Il survival movie, oggi, riguarda un po’ tutti, e molto da vicino, come dimostra The Hunt di Craig Zobel, il film osteggiato dall’America trumpiana che in realtà mette al centro del mirino repubblicani e democratici, progressisti e liberali, popolo ed élite. Che di gioco al massacro si tratti è evidente sin dal titolo, che allude ad una caccia generica, mentre la sua vocazione politica la si comprende subito dopo l’iniziale carneficina, quando il campo, sgombro da equivoci, è inondato dal sangue di cadaveri dilaniati e infilzati. I sopravvissuti, dopo un’imboscata nel mezzo del nulla, sanno solo che devono rialzarsi, imbracciare le armi messe loro a disposizione e iniziare a combattere. Contro chi? Perché? Chi li ha condotti in una radura desolata? Questo è l’inizio di una spietata allegoria di un mondo in fiamme in cui non esistono comfort zone e in cui una ristretta cerchia di individui senza scrupoli innesca una guerriglia aperta contro la working class.

L’idea è quella alla base di Anarchia – La notte del giudizio o dello sgangherato ma efficace 31 di Rob Zombie, ma The Hunt ha un tono meno greve e la fierezza da action-movie a tinte dark. Zobel, riprendendo il racconto di Richard Connell La partita più pericolosa, realizza una distopia horror che erode le certezze del way of life a stelle e strisce e corrode anche le più rosee aspettative di redenzione, infrangendo e rovesciando completamente il sogno in incubo, la promised land in un’escape room a cielo aperto. Il survival movie ci riguarda tutti, perché non è solo un attacco politico all’élite guerrafondaia americana – le colpe ricadono anche sull’odio auto-alimentato da una “massa” informe incapace di reagire e costretta a fare il gioco dei potenti – ma anche alle false certezze di una borghesia liberal fintamente buonista, falsamente interessata al bene comune e subdolamente insignitasi del diritto di stabilire vita e morte dei “sudditi”.

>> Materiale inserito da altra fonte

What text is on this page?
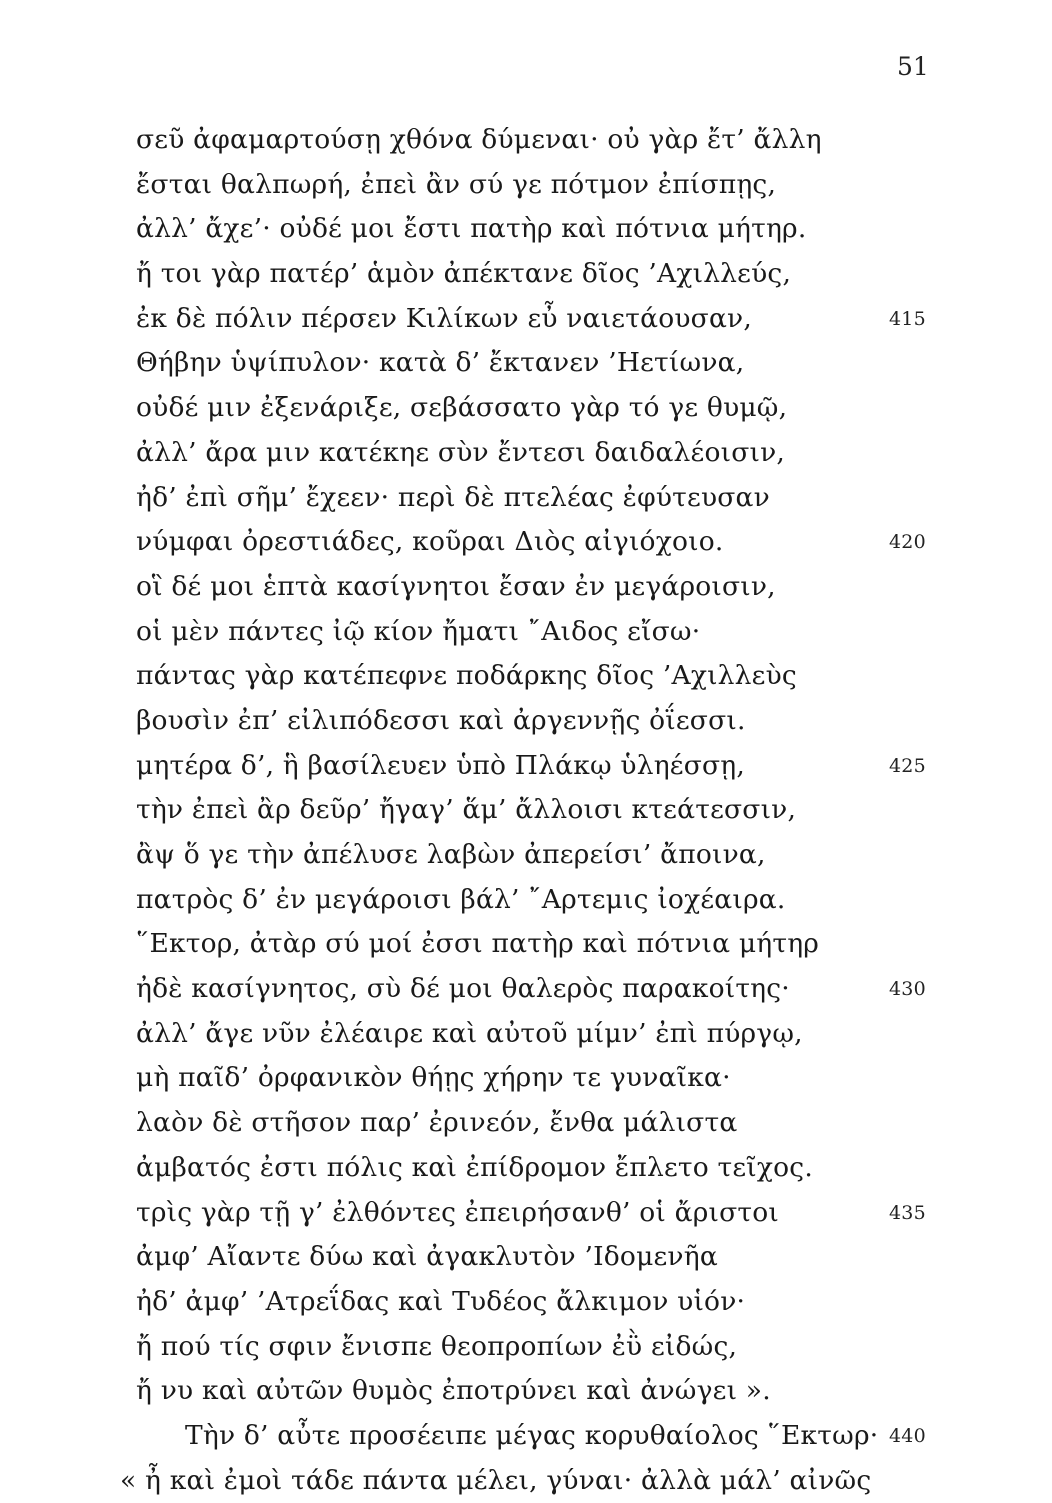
51
σεῦ ἀφαμαρτούσῃ χθόνα δύμεναι· οὐ γὰρ ἔτ’ ἄλλη
ἔσται θαλπωρή, ἐπεὶ ἂν σύ γε πότμον ἐπίσπῃς,
ἀλλ’ ἄχε’· οὐδέ μοι ἔστι πατὴρ καὶ πότνια μήτηρ.
ἤ τοι γὰρ πατέρ’ ἁμὸν ἀπέκτανε δῖος ’Αχιλλεύς,
ἐκ δὲ πόλιν πέρσεν Κιλίκων εὖ ναιετάουσαν,	415
Θήβην ὑψίπυλον· κατὰ δ’ ἔκτανεν ’Ηετίωνα,
οὐδέ μιν ἐξενάριξε, σεβάσσατο γὰρ τό γε θυμῷ,
ἀλλ’ ἄρα μιν κατέκηε σὺν ἔντεσι δαιδαλέοισιν,
ἠδ’ ἐπὶ σῆμ’ ἔχεεν· περὶ δὲ πτελέας ἐφύτευσαν
νύμφαι ὀρεστιάδες, κοῦραι Διὸς αἰγιόχοιο.	420
οἳ δέ μοι ἑπτὰ κασίγνητοι ἔσαν ἐν μεγάροισιν,
οἱ μὲν πάντες ἰῷ κίον ἤματι ῎Αιδος εἴσω·
πάντας γὰρ κατέπεφνε ποδάρκης δῖος ’Αχιλλεὺς
βουσὶν ἐπ’ εἰλιπόδεσσι καὶ ἀργεννῇς ὀΐεσσι.
μητέρα δ’, ἣ βασίλευεν ὑπὸ Πλάκῳ ὑληέσσῃ,	425
τὴν ἐπεὶ ἂρ δεῦρ’ ἤγαγ’ ἅμ’ ἄλλοισι κτεάτεσσιν,
ἂψ ὅ γε τὴν ἀπέλυσε λαβὼν ἀπερείσι’ ἄποινα,
πατρὸς δ’ ἐν μεγάροισι βάλ’ ῎Αρτεμις ἰοχέαιρα.
῞Εκτορ, ἀτὰρ σύ μοί ἐσσι πατὴρ καὶ πότνια μήτηρ
ἠδὲ κασίγνητος, σὺ δέ μοι θαλερὸς παρακοίτης·	430
ἀλλ’ ἄγε νῦν ἐλέαιρε καὶ αὐτοῦ μίμν’ ἐπὶ πύργῳ,
μὴ παῖδ’ ὀρφανικὸν θήῃς χήρην τε γυναῖκα·
λαὸν δὲ στῆσον παρ’ ἐρινεόν, ἔνθα μάλιστα
ἀμβατός ἐστι πόλις καὶ ἐπίδρομον ἔπλετο τεῖχος.
τρὶς γὰρ τῇ γ’ ἐλθόντες ἐπειρήσανθ’ οἱ ἄριστοι	435
ἀμφ’ Αἴαντε δύω καὶ ἀγακλυτὸν ’Ιδομενῆα
ἠδ’ ἀμφ’ ’Ατρεΐδας καὶ Τυδέος ἄλκιμον υἱόν·
ἤ πού τίς σφιν ἔνισπε θεοπροπίων ἐῢ εἰδώς,
ἤ νυ καὶ αὐτῶν θυμὸς ἐποτρύνει καὶ ἀνώγει ».
Τὴν δ’ αὖτε προσέειπε μέγας κορυθαίολος ῞Εκτωρ· 440
« ἦ καὶ ἐμοὶ τάδε πάντα μέλει, γύναι· ἀλλὰ μάλ’ αἰνῶς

La lotta sociale ai giorni nostri implica una svalutazione delle comunità operanti, sempre più ridotte a merci ambulanti con braccia e gambe: da spolpare, scarnificare e far saltare in aria, come ci fa vedere il regista nel suo parossismo pulp. Tanto sono numeri, ragionano per slogan e “twittano” stanchi cliché, a differenza della classe alta che pontifica e parla a briglia sciolta, senza mediazioni e senza ironia. L’elemento più interessante di The Hunt è la sua estetica fumettistica in cui giganteggia l’eroina muscolare Betty Gilpin, che scalcia come Rambo e calpesta cadaveri come un Terminator, e l’utilizzo di dialoghi spezzati e frasi lapidarie che irridono, con lo strale telegrafico da social media, il linguaggio tossico dell’informazione contemporanea. L’uomo si fa “merce” itinerante e gonfia di rancore violento, la sua parola diventa motto che riduce la complessità del mondo, in una rocambolesca fuga contrappuntata da iperboli chiassose e battute scostumate.

Il film fa sfilare carne da macello e inanella idee a metà e verità gridate senza concedere tregua allo spettatore, attraverso le divertenti e talvolta macchiettistiche esasperazioni action che fungono da piacevole intrattenimento. Per fortuna Zobel non dimentica di far andare di pari passo dileggio e sparatorie, attraverso cambi di rotta repentini, funzionali cali di tensione nella storia e momenti in cui solo un duello iperchiacchierato può ricondurre il film sui binari stravaganti di un sensazionalismo (americano) armato.